Workers demand voluntary recognition
At the moment, the VWU is looking for recognition at the downtown shop only. The union has not held a vote among the workers yet, but the majority of the employees have signed authorization cards.
Since the VWU announcement, the union has not received a response from management or the corporate office about the union or its demands.
“We have a right to stand up for ourselves,” says Bryce “and demand that our dignity as good working-class people be respected.”
Bryce says the solidarity model of organizing depends a lot on creating a real community feeling among the workers at the workplace and within the community where the workers work. So, the workers all went as one group to pick up their final paycheques and held a public celebration in the neighbourhood to announce the formation of their own union.
Bryce says the VWU will look for more ways to connect with the community to reinforce their stand with their employer.
Other worker self-organization efforts in Portland have led to the creation of the Burgerville Workers Union and the Crush Bar Workers Collective.
Looking for a worker-led recovery
The major objective now is to “get our jobs back” says Bryce. Employers are not required to hire former workers back—even if they took public money as part of the covid recovery package.
“All workers have to demand a recovery that includes them,” says Bryce. “Unorganized workers need to make space for ourselves at the table to determine how re-opening happens. If we don’t have a seat at that table, workers will bear the brunt of damage from the pandemic.”

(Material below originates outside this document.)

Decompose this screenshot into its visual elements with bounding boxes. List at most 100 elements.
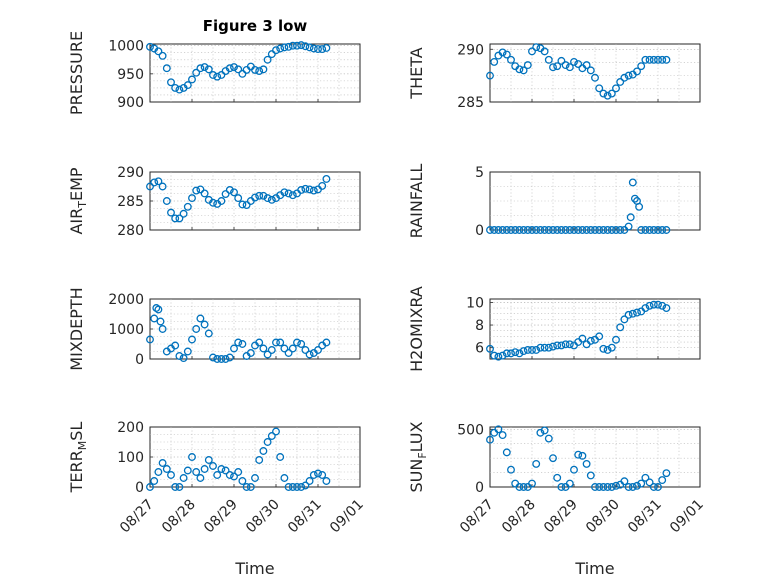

“I hope that our actions inspire other working-class folks to organize and support their fellow workers, as well as their surrounding communities,” Bryce added.
VWU members have received support and expressions of solidarity from the Burgerville Workers Union, the Crush Workers Collective, Virginia IWW, Portland Solidarity Network, IWW Italia, Northwest Labor Press, New Seasons Workers United, Communications Workers (CWA) Local 7901 and Portland Jobs With Justice.